Duke lost in the ACC tournament quarterfinals for the first time since 1997. The Blue Devils had advanced to the final in the previous six ACC tournaments in Greensboro. But the last time the Blue Devils played in the building was in an upset loss to Lehigh in last season's NCAA tournament.
Maryland split a pair of regular season games with Duke. But both were played when Duke senior forward Ryan Kelly was sidelined with a foot injury.
Duke entered Friday's game with an 18-0 record when Kelly plays. In ending that streak, Maryland held Kelly to eight points. He missed all six of his 3-point attempts.
The Terps seemed animated early. Midway through the first half, Mitchell clapped his hands three times as he guarded Quinn Cook, who pulled up and missed a 3-pointer with Maryland ahead 17-10. Pe'Shon Howard did the same thing — three claps — playing defense later in the half.
The claps “just get us going, get us to lock in,” Howard said.
Maryland took a 65-52 lead on two free throws by Howard with 5:47 left.

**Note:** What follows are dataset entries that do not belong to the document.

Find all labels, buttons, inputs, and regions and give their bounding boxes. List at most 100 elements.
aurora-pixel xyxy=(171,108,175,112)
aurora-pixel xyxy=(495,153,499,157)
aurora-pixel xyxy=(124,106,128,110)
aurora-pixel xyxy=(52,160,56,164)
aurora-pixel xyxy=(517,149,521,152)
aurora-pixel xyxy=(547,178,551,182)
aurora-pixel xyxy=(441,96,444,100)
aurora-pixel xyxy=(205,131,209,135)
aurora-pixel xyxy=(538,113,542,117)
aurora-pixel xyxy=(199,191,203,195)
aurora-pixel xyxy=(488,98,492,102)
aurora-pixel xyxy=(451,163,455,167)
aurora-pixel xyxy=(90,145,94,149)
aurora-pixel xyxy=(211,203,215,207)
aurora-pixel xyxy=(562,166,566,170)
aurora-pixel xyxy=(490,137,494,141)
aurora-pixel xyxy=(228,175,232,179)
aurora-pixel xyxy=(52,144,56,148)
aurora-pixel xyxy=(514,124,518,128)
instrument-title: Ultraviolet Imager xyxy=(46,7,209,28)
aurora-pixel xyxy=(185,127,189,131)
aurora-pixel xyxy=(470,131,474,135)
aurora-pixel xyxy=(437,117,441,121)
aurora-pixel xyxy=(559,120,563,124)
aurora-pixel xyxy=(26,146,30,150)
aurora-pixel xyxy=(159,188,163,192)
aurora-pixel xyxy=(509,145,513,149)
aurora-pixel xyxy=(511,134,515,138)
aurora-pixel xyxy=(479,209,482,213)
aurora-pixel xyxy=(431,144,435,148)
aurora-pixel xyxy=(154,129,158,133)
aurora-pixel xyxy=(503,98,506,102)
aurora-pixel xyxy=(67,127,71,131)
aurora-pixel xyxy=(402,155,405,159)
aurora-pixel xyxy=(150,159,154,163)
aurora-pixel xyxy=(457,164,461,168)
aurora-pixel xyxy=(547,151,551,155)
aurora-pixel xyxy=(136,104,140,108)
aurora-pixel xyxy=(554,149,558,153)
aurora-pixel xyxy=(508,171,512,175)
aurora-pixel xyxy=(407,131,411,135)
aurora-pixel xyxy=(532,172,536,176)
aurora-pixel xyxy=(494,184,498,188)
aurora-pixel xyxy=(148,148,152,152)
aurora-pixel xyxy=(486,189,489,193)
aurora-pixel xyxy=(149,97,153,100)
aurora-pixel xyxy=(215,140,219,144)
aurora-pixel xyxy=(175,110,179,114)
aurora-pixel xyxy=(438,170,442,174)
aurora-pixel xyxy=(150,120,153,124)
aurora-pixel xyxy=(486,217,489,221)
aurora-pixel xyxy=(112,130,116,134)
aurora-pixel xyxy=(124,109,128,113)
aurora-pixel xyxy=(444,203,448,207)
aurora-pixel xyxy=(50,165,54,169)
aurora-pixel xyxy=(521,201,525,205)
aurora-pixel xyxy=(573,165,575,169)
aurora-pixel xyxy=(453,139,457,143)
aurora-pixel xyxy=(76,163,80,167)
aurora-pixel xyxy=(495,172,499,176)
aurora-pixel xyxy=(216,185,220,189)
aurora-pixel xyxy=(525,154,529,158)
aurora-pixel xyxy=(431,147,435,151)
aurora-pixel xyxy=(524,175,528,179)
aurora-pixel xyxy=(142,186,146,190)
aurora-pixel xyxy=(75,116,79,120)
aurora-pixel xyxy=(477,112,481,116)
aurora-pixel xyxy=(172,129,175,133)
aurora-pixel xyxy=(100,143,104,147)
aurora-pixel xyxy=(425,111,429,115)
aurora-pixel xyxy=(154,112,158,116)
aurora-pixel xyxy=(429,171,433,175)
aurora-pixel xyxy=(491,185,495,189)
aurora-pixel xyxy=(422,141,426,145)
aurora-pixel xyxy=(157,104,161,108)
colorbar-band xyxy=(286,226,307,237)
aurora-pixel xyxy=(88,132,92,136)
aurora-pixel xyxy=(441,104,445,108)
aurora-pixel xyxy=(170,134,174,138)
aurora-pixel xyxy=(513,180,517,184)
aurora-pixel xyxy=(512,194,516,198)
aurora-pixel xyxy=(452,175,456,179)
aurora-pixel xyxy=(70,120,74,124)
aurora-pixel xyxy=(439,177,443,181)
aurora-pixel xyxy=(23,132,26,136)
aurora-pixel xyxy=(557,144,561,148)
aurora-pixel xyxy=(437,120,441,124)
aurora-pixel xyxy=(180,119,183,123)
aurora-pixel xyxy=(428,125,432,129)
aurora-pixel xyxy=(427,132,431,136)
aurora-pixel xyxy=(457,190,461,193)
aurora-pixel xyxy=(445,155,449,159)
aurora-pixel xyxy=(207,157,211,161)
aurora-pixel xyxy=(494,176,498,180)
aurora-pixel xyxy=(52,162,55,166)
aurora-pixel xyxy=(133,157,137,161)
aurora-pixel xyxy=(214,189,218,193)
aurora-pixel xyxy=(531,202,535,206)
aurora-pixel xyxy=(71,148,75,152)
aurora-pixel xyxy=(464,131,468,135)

Duke narrowed the deficit to 73-67 on a 3-pointer by Seth Curry with 2:33 left and then got to within five at 79-74. But the Blue Devils had to foul at the end, and the Terps converted their free throws.
Maryland may still need to win the ACC tournament to make the NCAA tournament via the league's automatic berth. But another win would probably get them back into the conversation for an at-large bid.
Before the game, Duke was considered in line for a No. 1 seed in the NCAA tourney.
“I didn't think we were hungry tonight,” Blue Devils coach Mike Krzyzewski said. “They're trying to survive, and they played like it.”